NashCap has been picking up most warehouses for $2m0-$30m and has gone as high as $100m.

It is battling fierce competition as yields compress but Mr Nash said it was prepared to take on assets that needed more work.

It is specialising in adaptive reuse of smaller warehouses and estates with average unit sizes of 2000sq m-10,000 sq m that can accommodate trucks and has overhauled older properties making them efficient for modern logistics.

NashCap director Fabian Nager emphasised the importance of ESG and aesthetic upgrades for existing assets.

Solar PVS, rainwater harvesting, smart metering and installing LED lights have been put into the assets and high-end residential architect Matthew Woodward Architecture is on board to bring a “residential angle” to the facilities which are in increasingly up-market areas.

Mr Nash pointed to the link between logistics needs and the overhaul of ageing buildings in the inner city.

“Where the last mile supply chain needs to go into these inner locations, also happens to be the same place where there’s redundant older buildings.

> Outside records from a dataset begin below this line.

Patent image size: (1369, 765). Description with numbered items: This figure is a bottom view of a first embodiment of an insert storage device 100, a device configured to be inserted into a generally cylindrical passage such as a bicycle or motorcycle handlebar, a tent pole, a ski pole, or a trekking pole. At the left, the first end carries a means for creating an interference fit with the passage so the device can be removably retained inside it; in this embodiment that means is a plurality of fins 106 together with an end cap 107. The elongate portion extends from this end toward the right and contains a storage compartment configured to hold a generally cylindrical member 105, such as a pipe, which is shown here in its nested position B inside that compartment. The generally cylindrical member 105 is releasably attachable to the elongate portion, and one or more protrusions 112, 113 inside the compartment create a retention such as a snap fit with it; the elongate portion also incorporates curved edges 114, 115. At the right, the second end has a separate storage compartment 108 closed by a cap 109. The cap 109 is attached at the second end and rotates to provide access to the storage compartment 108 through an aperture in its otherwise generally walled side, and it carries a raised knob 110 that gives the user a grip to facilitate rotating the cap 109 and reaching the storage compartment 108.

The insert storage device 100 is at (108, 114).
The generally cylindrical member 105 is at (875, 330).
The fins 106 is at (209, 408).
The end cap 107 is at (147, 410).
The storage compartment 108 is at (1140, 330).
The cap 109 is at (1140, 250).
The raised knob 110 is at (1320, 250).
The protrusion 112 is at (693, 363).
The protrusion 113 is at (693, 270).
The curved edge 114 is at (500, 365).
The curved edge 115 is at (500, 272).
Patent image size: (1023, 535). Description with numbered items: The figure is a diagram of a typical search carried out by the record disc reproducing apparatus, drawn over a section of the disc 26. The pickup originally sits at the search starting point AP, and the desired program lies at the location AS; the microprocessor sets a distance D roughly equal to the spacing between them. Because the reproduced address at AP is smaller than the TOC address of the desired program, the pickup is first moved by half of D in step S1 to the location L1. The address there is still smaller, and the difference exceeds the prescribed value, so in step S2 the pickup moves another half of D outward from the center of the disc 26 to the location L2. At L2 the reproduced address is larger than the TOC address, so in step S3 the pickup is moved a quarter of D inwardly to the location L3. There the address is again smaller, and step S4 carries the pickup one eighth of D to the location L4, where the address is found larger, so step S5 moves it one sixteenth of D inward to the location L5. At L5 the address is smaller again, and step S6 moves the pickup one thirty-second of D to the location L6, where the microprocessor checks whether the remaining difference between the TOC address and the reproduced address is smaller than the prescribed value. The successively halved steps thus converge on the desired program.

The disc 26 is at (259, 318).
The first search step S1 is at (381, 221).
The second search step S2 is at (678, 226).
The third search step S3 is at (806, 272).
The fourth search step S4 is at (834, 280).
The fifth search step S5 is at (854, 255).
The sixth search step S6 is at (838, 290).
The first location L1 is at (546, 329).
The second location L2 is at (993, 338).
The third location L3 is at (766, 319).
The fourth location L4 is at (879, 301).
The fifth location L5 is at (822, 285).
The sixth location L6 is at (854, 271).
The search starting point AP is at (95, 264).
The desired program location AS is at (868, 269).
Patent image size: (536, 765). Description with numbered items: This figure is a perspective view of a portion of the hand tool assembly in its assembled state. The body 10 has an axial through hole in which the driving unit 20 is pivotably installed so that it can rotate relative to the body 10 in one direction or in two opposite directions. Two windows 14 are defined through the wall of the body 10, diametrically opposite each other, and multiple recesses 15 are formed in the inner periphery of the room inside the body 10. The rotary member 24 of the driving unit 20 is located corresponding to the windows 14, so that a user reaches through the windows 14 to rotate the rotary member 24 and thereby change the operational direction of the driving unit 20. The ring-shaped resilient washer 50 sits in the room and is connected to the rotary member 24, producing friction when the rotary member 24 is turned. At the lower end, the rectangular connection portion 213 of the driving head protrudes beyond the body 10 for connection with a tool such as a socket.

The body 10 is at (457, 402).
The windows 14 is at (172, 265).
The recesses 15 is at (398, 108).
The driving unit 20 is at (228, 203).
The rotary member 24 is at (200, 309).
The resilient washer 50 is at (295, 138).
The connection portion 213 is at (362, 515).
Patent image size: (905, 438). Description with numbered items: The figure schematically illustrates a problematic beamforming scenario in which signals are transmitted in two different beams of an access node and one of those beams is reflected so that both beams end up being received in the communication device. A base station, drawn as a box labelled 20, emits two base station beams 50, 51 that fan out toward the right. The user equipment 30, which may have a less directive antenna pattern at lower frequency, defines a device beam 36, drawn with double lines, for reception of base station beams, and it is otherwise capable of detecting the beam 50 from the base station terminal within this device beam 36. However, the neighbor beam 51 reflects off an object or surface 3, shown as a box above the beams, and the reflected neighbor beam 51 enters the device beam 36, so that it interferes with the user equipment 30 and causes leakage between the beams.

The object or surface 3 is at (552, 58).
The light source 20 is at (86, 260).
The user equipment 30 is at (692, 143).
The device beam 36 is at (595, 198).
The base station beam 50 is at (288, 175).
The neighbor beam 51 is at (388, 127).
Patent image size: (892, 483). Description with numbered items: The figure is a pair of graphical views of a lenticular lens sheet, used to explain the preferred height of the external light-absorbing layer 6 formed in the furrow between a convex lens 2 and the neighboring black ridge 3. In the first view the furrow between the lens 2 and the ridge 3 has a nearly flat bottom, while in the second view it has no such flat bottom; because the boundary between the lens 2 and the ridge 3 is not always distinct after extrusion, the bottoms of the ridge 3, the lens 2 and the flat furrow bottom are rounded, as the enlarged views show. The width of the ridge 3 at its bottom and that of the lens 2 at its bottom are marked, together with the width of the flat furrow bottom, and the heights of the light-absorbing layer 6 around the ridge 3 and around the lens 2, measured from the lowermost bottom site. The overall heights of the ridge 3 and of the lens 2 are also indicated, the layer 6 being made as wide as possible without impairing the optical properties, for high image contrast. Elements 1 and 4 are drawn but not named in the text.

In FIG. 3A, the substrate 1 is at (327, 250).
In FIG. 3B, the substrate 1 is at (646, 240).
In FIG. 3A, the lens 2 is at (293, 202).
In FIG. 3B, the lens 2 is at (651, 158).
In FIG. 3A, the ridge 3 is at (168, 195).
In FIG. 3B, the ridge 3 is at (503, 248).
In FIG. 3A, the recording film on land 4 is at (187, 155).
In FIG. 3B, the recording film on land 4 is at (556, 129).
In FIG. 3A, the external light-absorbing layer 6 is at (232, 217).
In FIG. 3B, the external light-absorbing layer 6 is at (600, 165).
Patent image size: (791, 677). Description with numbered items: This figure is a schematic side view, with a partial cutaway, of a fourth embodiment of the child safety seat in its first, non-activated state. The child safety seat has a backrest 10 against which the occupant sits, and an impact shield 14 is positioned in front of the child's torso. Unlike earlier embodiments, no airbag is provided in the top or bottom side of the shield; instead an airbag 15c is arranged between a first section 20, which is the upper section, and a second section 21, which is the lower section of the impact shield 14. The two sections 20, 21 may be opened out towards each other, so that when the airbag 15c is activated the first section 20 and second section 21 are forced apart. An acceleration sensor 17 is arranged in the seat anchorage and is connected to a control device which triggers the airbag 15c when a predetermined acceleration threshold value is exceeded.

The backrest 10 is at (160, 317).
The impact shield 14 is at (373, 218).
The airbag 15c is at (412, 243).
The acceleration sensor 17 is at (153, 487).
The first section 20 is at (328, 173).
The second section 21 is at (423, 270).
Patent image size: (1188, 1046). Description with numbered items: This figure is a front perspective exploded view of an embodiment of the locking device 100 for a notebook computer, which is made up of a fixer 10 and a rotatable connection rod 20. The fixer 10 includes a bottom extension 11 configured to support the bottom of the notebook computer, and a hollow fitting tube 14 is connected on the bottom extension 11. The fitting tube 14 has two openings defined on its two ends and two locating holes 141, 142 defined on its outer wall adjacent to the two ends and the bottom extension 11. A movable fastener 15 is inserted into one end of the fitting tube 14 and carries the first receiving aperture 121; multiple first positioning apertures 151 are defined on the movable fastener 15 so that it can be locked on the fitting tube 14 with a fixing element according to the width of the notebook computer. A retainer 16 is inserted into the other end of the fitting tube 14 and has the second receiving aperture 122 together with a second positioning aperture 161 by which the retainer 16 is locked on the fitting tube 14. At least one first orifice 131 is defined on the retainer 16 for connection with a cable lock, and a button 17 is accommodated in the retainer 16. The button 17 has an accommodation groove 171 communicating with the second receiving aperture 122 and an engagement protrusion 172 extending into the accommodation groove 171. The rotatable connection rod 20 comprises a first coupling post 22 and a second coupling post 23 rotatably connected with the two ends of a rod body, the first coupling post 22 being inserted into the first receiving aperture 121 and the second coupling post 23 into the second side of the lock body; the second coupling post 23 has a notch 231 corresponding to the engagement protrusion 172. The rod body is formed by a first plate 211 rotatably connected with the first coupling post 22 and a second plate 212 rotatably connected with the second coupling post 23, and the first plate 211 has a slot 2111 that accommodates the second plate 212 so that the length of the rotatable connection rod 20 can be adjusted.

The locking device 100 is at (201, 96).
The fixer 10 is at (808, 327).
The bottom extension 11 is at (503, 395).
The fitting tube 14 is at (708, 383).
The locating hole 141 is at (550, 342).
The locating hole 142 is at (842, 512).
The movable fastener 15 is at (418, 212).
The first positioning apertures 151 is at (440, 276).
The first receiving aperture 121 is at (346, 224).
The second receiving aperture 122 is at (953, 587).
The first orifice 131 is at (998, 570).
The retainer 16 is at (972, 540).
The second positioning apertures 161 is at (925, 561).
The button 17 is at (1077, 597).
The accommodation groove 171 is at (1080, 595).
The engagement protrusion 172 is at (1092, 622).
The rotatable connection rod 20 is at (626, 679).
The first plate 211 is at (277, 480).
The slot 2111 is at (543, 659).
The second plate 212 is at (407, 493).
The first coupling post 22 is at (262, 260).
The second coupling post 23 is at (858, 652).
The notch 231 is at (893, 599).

“It seems like a much more natural marriage, and far more sustainable, to reposition those as new facilities than to go and find things in compromised locations and build brand new warehouses,” he said.

Mr Nash predicted the longer term owner of the portfolio would be “more institutional in nature”.

“There’s value for those types of owners in having the portfolio aggregated,” he added.

“We’re just institutionalising these pieces of real estate.”

He is looking ahead to the next iteration of industrial development.

“The next generation is it goes more micro again,” he says, predicting that having a small presence in affluent suburbs will become critical for large e-commerce and retail groups, alongside existing occupants.

“E-commerce is the marginal effect, but there’s still a lot of businesses that need these locations.”